『金色夜叉』(こんじきやしゃ) その11 ―― ダイヤの指輪 ――
【現代口語訳】
前編 第一章 (一)の二 〔その11〕
お俊はカルタ取りの席に戻ると同時に、そっと隣の娘の膝をつついて早口に囁いた。
娘は急いで顔を上げて男性を見たが、その人よりはその指に輝く物の異常さに驚いた様子で、
「まあ、あの指輪は! ちょっと、ダイヤモンド?」
「そうよ」
「大きいのねー」
「三百円だって」
お俊の説明を聞いた娘は、身体の毛のよだつのを感じながら、
「まあ! 好いのねえ」
小魚の目ほどの真珠の指輪でさえ、この幾年か憧れながらも、いまだに容易に許せれない娘の胸は、
たちまちある事を思い浮かべて攻太皷のように轟いた。
彼女が、呆然として我を失っている間に、電光のように隣から伸びてきた長い肘は、鼻先の一枚のカルタを引きさらったので、
「あら、あなたどうしたのよ」
お俊は苛立って娘の横膝を続けざまに叩いた。
「よくってよ、よくってよ、これからはもうよくってよ」
娘はようやく空想の夢から覚めて、及ばない身の分を諦めたが、ダイヤモンドの強い光に焼かれた心は、
幾らか知覚を失ってしまったようで、それまでの目覚ましかった手並みの程も見る見る次第に乱れていき、
この時から娘は、お俊にとって、頼りがいのない味方になり下がってしまったのである。
【原文】 註:旧かな遣い、正漢字。ルビは参照文献のまま。
前編 第一章 (一)の二 〔その11〕
お俊は骨牌の席に復ると侔く、密に隣の娘の膝を衝きて口早に囁きぬ。
彼は忙々く顔を擡げて紳士の方を見たりしが、其人よりは其指に耀く物の異常なるに駭かされたる體にて、
「まあ、那の指環は! 一寸、金剛石?」
「然うよ。」
「大きいのねえ。」
「三百圓だつて。」
お俊の説明を聞きて彼は漫に身毛の彌立つを覺えつつ、
「まあ!好いのねえ。」
鱓の目ほどの眞珠を附けたる指環をだに、此幾歳か念懸くれども未だ容易に許されざる娘の胸は、
忽ち或事を思ひ浮べて攻皷の如く轟けり。
彼は惘然として殆ど我を失へる間に、電光の如く隣より伸來れる猿臂は鼻の前なる一枚の骨牌を引攫へば、
「あら、貴女如何したのよ」
お俊は苛立ちて彼の横膝を續けさまに拊きぬ。
「可くつてよ、可くつてよ、以來もう可くつてよ」
彼は始めて空想の夢を覺して、及ばざる身の分を諦めたりけれども、
一旦金剛石の強き光に燒かれたる心は幾分の知覺を失ひけんやうにて、
然しも目覺かりける手腕の程も見る見る漸く四途亂しどろになりて、
彼は敢無くも此時よりお俊の為に頼み難き味方となれり。
【意訳】
前編 第一章 (一)の二 〔その11〕 ―― ダイヤの指輪 ――
お俊はカルタ取りの席に戻ると同時に、そっと隣の娘の膝を突いて早口に囁いた。
娘は素早く顔を上げて男性を見たが、人となり以上にその指に輝く物の異常さに驚いた。
「まあ、あの指輪! ダイヤ?」
「そうよ」
「大きいのねえ」
「三百円だって」
お俊の説明を聞いた娘は、
「まあ! 凄いのねえ」
小粒の真珠の指輪でさえ、この何年も叶わない娘の胸に、たちまち妄想が押し寄せ、呆然と我を失ってしまった。
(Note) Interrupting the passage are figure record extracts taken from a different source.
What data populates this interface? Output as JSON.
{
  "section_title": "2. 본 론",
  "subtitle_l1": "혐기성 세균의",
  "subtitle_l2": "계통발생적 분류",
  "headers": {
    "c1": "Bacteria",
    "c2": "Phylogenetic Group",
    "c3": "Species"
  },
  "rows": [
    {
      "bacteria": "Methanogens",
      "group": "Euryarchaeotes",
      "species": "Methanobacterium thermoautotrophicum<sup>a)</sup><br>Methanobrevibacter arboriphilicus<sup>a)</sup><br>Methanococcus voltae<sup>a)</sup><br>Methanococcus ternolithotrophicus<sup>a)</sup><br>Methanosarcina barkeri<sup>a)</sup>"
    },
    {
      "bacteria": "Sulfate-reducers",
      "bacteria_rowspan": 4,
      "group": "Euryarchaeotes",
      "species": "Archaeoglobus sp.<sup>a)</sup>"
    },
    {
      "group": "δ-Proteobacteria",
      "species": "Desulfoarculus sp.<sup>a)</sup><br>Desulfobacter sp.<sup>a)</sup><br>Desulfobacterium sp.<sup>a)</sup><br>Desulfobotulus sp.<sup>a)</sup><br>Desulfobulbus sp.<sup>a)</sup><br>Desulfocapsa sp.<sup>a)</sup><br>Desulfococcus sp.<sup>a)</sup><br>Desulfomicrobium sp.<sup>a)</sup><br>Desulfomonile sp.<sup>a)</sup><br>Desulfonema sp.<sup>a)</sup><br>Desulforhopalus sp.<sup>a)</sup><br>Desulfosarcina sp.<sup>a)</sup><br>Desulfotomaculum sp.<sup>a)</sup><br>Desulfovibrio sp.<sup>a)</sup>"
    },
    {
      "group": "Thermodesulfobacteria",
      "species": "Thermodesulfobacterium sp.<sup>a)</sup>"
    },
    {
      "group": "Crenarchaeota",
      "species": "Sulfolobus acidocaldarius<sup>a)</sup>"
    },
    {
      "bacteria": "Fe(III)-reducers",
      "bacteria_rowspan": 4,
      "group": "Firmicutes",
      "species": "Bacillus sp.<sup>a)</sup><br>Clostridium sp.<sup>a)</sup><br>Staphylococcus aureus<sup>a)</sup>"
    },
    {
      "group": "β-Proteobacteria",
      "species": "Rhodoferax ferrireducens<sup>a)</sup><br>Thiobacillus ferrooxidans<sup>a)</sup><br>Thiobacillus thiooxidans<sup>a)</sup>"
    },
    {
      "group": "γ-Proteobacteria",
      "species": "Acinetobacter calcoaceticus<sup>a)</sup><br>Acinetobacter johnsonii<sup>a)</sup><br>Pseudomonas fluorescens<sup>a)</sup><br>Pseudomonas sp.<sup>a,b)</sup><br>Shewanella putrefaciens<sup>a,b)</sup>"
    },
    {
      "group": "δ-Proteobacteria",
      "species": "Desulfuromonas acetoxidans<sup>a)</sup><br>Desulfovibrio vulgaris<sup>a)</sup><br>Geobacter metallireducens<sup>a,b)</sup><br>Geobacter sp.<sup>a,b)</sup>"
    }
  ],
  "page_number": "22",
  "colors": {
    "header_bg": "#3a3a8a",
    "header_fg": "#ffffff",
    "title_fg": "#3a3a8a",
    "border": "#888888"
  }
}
その間に、光の速さで隣から腕が伸び、娘の前にある一枚のカルタが引きさらわれた。
「あら、あなた。どうしたのよ」
お俊は苛立って娘の横膝を続けざまに叩いた。
「あっ、ゴメン!大丈夫!大丈夫!もう油断しないから」
と、娘は言ったものの、ダイヤの光に未練が残っていたようで、全く頼りにならなくなった。
【語彙解説】 註:緑色文字は新かな遣い、新漢字。
〇骨牌/歌留多(かるた) ・・・ ポルトガル語の「CARTA」の当て字。作者は「歌留多」と「骨牌」の両方を用いている。
〇侔(ひとし)く ・・・ ひとしい。大きさがそろっている。今回の場合は「同時に」の意味。
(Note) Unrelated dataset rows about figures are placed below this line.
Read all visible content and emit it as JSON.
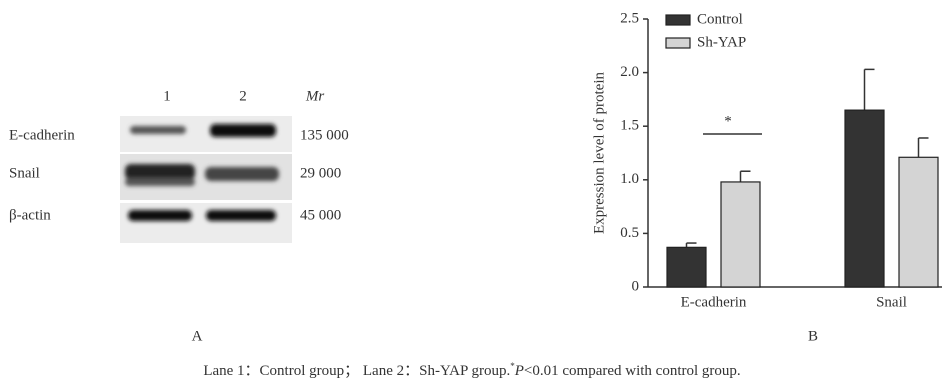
{
  "blot": {
    "lanes": [
      "1",
      "2"
    ],
    "mr_label": "Mr",
    "rows": [
      {
        "name": "E-cadherin",
        "mr": "135 000"
      },
      {
        "name": "Snail",
        "mr": "29 000"
      },
      {
        "name": "β-actin",
        "mr": "45 000"
      }
    ],
    "panel_label": "A"
  },
  "chart_data": {
    "type": "bar",
    "ylabel": "Expression level of protein",
    "categories": [
      "E-cadherin",
      "Snail"
    ],
    "series": [
      {
        "name": "Control",
        "color": "#333333",
        "values": [
          0.37,
          1.65
        ],
        "errors": [
          0.04,
          0.38
        ]
      },
      {
        "name": "Sh-YAP",
        "color": "#d4d4d4",
        "values": [
          0.98,
          1.21
        ],
        "errors": [
          0.1,
          0.18
        ]
      }
    ],
    "ylim": [
      0,
      2.5
    ],
    "yticks": [
      0,
      0.5,
      {
        "value": 1,
        "label": "1.0"
      },
      1.5,
      {
        "value": 2,
        "label": "2.0"
      },
      2.5
    ],
    "annotation": "*",
    "panel_label": "B"
  },
  "caption": {
    "lead": "Lane 1：Control group； Lane 2：Sh-YAP group.",
    "mark": "*",
    "p": "P",
    "rest": "<0.01 compared with control group."
  }
}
〇三百圓(さんびやくゑん/さんびゃくえん) ・・・ 明治中期と後期では、貨幣価値が違うところだが、現在なら300万円~600万円ではないか、と、説明されている。但し、ダイヤモンドは当時珍しい宝石だったので、批評家の中には、「紅葉先生、もう少し高値にすべきじゃあなかったか」と苦言を呈している人も居る。(笑)
〇漫(そぞろ)に ・・・ 1.なんとなく。2.心が落ち着かないさま。そわそわするさま。3.わけもなく。なんとなく。
〇鱓(ごまめ) ・・・ カタクチイワシを干したもの。正月や祝儀の料理用。たづくり。
〇攻皷(せめつづみ) ・・・ 攻撃合図に打ち鳴らすつづみ。
〇惘然(ぼうぜん) ・・・ あっけにとられているさま。呆然と同じ。
〇猿臂(ゑんぴ/えんぴ) ・・・ 猿の長い手。転じて、そのように長い腕。
〇四途亂/四途乱(しどろ) ・・・ 秩序なく乱れているさま。